Lion was a little perturbed that we didn’t play early yesterday. Well, maybe he was more worried. He asked if I was okay. To me, that’s code for “Why didn’t we play? You said we’d play early most days.” Maybe he didn’t mean anything by it. I’m famous for putting my own spin on his comments. He’s guilty of it too. Now he’ll say he needs to shut up and not ask any questions.

I guess I didn’t realize when he asked me, but I was a little annoyed. Not by Lion. When I went to make dinner, I realized I’m tired of being the one who makes breakfast, lunch and dinner. I know it’s difficult for Lion to do any of it, but that doesn’t stop me from being annoyed. The other day, Lion was in the kitchen. I asked what he was doing. He said he was trying to figure out what to do about lunch. He decided on a sandwich, said what kind of sandwich and walked out of the kitchen. Was it magically going to make itself? Don’t worry. Lioness the magician will do it.

There’s nothing Lion has to do or say to fix the problem. I just have to work through it. Maybe it’s all part of being cooped up in the house for days on end. I don’t have cabin fever. I don’t really have an itch to go anywhere. I think it’s just that the things to do around the house involve me being the one doing them. Lion can point out that the kitchen floor needs to be mopped, but I’m the one who has to do it. He can point out that he hates the mess in his office, but I’m the one who has to clean it. And it’s not like I haven’t been vegetating at all for the past few weeks. I’ve been playing games and watching TV. But there’s always the “everything else” hanging over my head.

All is not moping and misery. Not my misery, at least. Lion is another story. He got his punishment for forgetting to get the coffee pot ready. He agreed that a play spanking would have been much better when I asked him about it halfway through. His buns were deep rosy with a slight spot of blood on each cheek. He was not a happy boy. Hours later, he said he still had some sore spots. We both had a rough night from a sleeping point of view and I didn’t think to ask if he has any lasting effects.
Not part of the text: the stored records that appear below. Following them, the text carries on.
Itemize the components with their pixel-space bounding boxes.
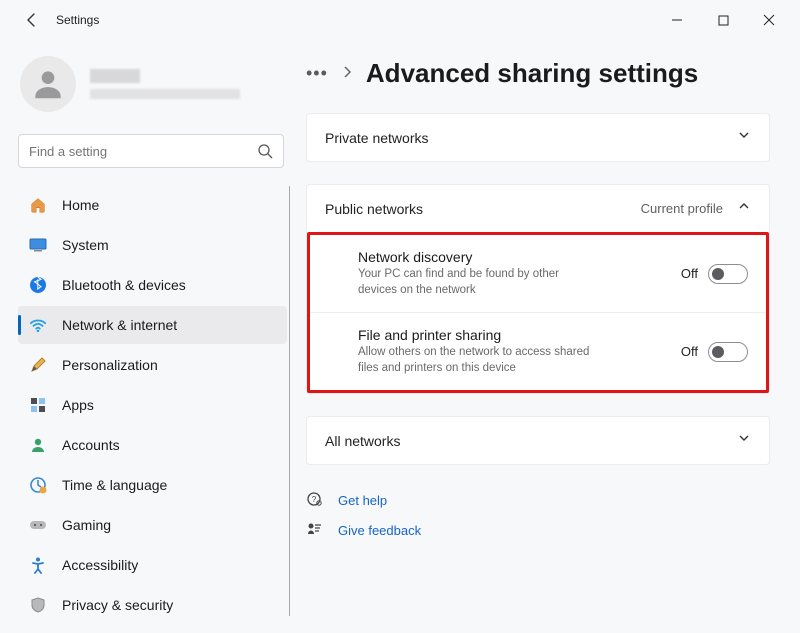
setting-title: File and printer sharing xyxy=(358,327,681,343)
panel-title: Private networks xyxy=(325,130,737,146)
toggle-state-label: Off xyxy=(681,266,698,281)
accounts-icon xyxy=(28,435,48,455)
chevron-down-icon xyxy=(737,431,751,450)
toggle-state-label: Off xyxy=(681,344,698,359)
clock-globe-icon xyxy=(28,475,48,495)
panel-title: All networks xyxy=(325,433,737,449)
profile-name-redacted xyxy=(90,69,140,83)
setting-file-printer-sharing[interactable]: File and printer sharing Allow others on… xyxy=(310,312,766,390)
highlighted-settings-region: Network discovery Your PC can find and b… xyxy=(307,232,769,393)
svg-text:?: ? xyxy=(312,495,317,504)
sidebar-item-label: Bluetooth & devices xyxy=(62,277,186,293)
toggle-file-printer-sharing[interactable] xyxy=(708,342,748,362)
setting-description: Allow others on the network to access sh… xyxy=(358,345,598,376)
sidebar-item-accounts[interactable]: Accounts xyxy=(18,426,287,464)
sidebar-item-accessibility[interactable]: Accessibility xyxy=(18,546,287,584)
sidebar-item-label: Accounts xyxy=(62,437,120,453)
window-title: Settings xyxy=(56,13,99,27)
chevron-up-icon xyxy=(737,199,751,218)
sidebar-item-label: System xyxy=(62,237,109,253)
page-title: Advanced sharing settings xyxy=(366,58,698,89)
wifi-icon xyxy=(28,315,48,335)
sidebar-item-label: Privacy & security xyxy=(62,597,173,613)
avatar xyxy=(20,56,76,112)
sidebar-item-apps[interactable]: Apps xyxy=(18,386,287,424)
search-input[interactable] xyxy=(29,144,257,159)
help-icon: ? xyxy=(306,491,324,509)
setting-network-discovery[interactable]: Network discovery Your PC can find and b… xyxy=(310,235,766,312)
breadcrumb-overflow-button[interactable]: ••• xyxy=(306,63,328,84)
sidebar-item-label: Time & language xyxy=(62,477,167,493)
profile-email-redacted xyxy=(90,89,240,99)
apps-icon xyxy=(28,395,48,415)
home-icon xyxy=(28,195,48,215)
panel-subtitle: Current profile xyxy=(641,201,723,216)
paintbrush-icon xyxy=(28,355,48,375)
sidebar-item-time-language[interactable]: Time & language xyxy=(18,466,287,504)
sidebar-item-home[interactable]: Home xyxy=(18,186,287,224)
link-label: Get help xyxy=(338,493,387,508)
sidebar-item-label: Home xyxy=(62,197,99,213)
search-icon xyxy=(257,143,273,159)
search-box[interactable] xyxy=(18,134,284,168)
bluetooth-icon xyxy=(28,275,48,295)
sidebar-item-network[interactable]: Network & internet xyxy=(18,306,287,344)
minimize-button[interactable] xyxy=(654,4,700,36)
chevron-right-icon xyxy=(342,65,352,83)
shield-icon xyxy=(28,595,48,615)
sidebar-item-label: Personalization xyxy=(62,357,158,373)
link-label: Give feedback xyxy=(338,523,421,538)
panel-private-networks[interactable]: Private networks xyxy=(307,114,769,161)
profile-block[interactable] xyxy=(18,50,290,122)
sidebar-item-personalization[interactable]: Personalization xyxy=(18,346,287,384)
panel-all-networks[interactable]: All networks xyxy=(307,417,769,464)
get-help-link[interactable]: ? Get help xyxy=(306,485,770,515)
sidebar-item-label: Gaming xyxy=(62,517,111,533)
feedback-icon xyxy=(306,521,324,539)
setting-description: Your PC can find and be found by other d… xyxy=(358,267,598,298)
back-button[interactable] xyxy=(20,8,44,32)
sidebar-item-privacy[interactable]: Privacy & security xyxy=(18,586,287,616)
sidebar-item-bluetooth[interactable]: Bluetooth & devices xyxy=(18,266,287,304)
sidebar-item-system[interactable]: System xyxy=(18,226,287,264)
panel-public-networks[interactable]: Public networks Current profile xyxy=(307,185,769,232)
accessibility-icon xyxy=(28,555,48,575)
maximize-button[interactable] xyxy=(700,4,746,36)
sidebar-item-label: Apps xyxy=(62,397,94,413)
panel-title: Public networks xyxy=(325,201,641,217)
system-icon xyxy=(28,235,48,255)
chevron-down-icon xyxy=(737,128,751,147)
gaming-icon xyxy=(28,515,48,535)
sidebar-item-label: Accessibility xyxy=(62,557,138,573)
setting-title: Network discovery xyxy=(358,249,681,265)
sidebar-item-label: Network & internet xyxy=(62,317,177,333)
toggle-network-discovery[interactable] xyxy=(708,264,748,284)
sidebar-item-gaming[interactable]: Gaming xyxy=(18,506,287,544)
give-feedback-link[interactable]: Give feedback xyxy=(306,515,770,545)
close-button[interactable] xyxy=(746,4,792,36)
I left him to tend to his wounds and took a shower. Not only does it obviously get me clean, but it also put some time between his spanking and his fun time. Playing with him right after punishment sends mixed signals. When I thought he was ready, I told him to lay across the bed. I’ve been finding it easier to give him oral sex than handjobs lately. On Thursday night I put quite a bit of strain on my shoulders reaching over to jerk him off. Unfortunately, leaning on them for his blow job also puts stress on them. But I powered through. I got him to the edge. I got him very close. And I debated if I should leave him hanging. But in the end, I decided if I put in that much work and my shoulders were hurting, dammit, I was going to get my cream filling reward. And I did.